Esta é a primeira halachá do Perek Yud de Massechet Sheviit — o último capítulo do tratado, com quatro halachot no total. A Mishná ensina que o sétimo ano cancela o empréstimo, com documento e sem documento, mas não o fiado da loja nem o salário do assalariado, a menos que se transformem em empréstimo; traz a disputa entre Rabi Yehuda, para quem cada débito antigo do fiado vai sendo cancelado por si mesmo, e Rabi Yosei, para quem depende de o trabalho cessar ou não no sétimo ano; a regra de quem abate a vaca e a distribui a crédito em Rosh Hashaná, conforme o mês anterior tenha sido pleno; e a lista do que nunca é cancelado — o estuprador, o sedutor, quem difama, toda sentença de tribunal, quem empresta sobre penhor e quem entrega seus documentos ao tribunal (prozbul).

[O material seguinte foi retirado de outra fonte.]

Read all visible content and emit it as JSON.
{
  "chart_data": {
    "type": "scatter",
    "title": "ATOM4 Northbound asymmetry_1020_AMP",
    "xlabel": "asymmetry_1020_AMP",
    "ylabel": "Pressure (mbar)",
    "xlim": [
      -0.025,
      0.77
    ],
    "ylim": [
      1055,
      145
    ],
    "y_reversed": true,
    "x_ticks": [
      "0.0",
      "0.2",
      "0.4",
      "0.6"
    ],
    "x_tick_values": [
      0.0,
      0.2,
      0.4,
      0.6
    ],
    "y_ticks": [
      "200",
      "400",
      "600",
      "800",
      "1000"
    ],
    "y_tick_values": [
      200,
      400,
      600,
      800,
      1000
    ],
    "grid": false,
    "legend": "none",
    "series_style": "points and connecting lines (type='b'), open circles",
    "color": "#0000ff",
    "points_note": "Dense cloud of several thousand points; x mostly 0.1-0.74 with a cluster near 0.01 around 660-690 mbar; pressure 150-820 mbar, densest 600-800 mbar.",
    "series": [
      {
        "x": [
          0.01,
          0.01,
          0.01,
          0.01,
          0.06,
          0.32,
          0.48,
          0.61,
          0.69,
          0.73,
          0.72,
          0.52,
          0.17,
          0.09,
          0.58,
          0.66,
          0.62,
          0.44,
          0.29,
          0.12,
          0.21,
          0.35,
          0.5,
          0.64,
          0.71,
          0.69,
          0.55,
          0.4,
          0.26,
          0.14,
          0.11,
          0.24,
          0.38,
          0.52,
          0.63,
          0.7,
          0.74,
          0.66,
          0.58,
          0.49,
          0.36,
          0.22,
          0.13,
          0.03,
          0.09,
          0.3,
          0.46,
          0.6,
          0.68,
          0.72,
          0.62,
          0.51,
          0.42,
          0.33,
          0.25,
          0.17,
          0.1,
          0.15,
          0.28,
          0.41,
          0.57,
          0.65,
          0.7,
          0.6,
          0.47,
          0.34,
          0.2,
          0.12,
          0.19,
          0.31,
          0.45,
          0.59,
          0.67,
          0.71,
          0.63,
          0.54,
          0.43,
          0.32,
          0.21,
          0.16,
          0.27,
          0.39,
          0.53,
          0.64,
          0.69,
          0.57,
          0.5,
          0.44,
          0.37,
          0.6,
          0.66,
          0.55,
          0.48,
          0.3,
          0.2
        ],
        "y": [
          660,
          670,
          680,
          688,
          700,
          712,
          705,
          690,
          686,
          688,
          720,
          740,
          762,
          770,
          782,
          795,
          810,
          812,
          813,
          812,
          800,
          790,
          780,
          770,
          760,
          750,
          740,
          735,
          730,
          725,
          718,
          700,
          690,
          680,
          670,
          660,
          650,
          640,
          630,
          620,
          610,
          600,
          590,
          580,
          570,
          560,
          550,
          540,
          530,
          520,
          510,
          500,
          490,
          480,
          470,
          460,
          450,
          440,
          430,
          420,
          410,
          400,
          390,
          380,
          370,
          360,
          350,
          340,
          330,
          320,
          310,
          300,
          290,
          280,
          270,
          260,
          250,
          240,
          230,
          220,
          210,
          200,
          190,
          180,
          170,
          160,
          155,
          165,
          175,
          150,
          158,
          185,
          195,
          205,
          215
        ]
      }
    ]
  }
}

A guemará resolve, com Rabi Yochanan, o caso do documento sem garantia de bens; discute se a posse de terra pelo devedor impede o cancelamento, com a disputa entre Rabi Yirmeya e Rabi Yosei e o ensino de Rav; trata de quem vincula um campo à esposa ou a um credor e depois o vende, com a disputa entre Rabi Acha e Rabi Yosei, e a baraita do apotheke; discute quando o fiado se torna empréstimo cancelável, com Rav, Rabi Chiya, Rabi Lazar e Rabi Ba em nome de Rabi Zeira; traz a disputa entre Rabi Yochanan e Rabi Shimon ben Lakish sobre o motivo de Rabi Yosei quanto ao trabalho que cessa. Segue com a longa discussão sobre a intercalação de Nissan e Tishrei, a história da santificação do ano em Usha e em Yavne, e a exegese sobre santificar o mês antes ou depois de seu tempo e sobre aguardar os exilados a caminho; o caso de testemunhas do mês novo reveladas conspiradoras, cuja santificação permanece válida; a disputa entre Rav e Rabi Yosei bei Rabi Bun sobre o empréstimo com condição de não ser exigido, e a extensa exegese de Devarim 15:9; o motivo de Rabi Meir quanto ao estuprador, sedutor e difamador; a explicação de "toda sentença de tribunal"; a distinção entre o empréstimo que se torna negação e a negação que se torna empréstimo; e fecha com a exegese de Devarim 15:3 sobre o penhor — mesmo o mais ínfimo, segundo Shmuel — e sobre quem entrega seus documentos ao tribunal. Esta halachá trata das leis de cancelamento de dívidas no sétimo ano (shemitat kesafim) e da intercalação do calendário, e não tem paralelo temático genuíno verificado no Talmud Bavli, Massechet Shabat.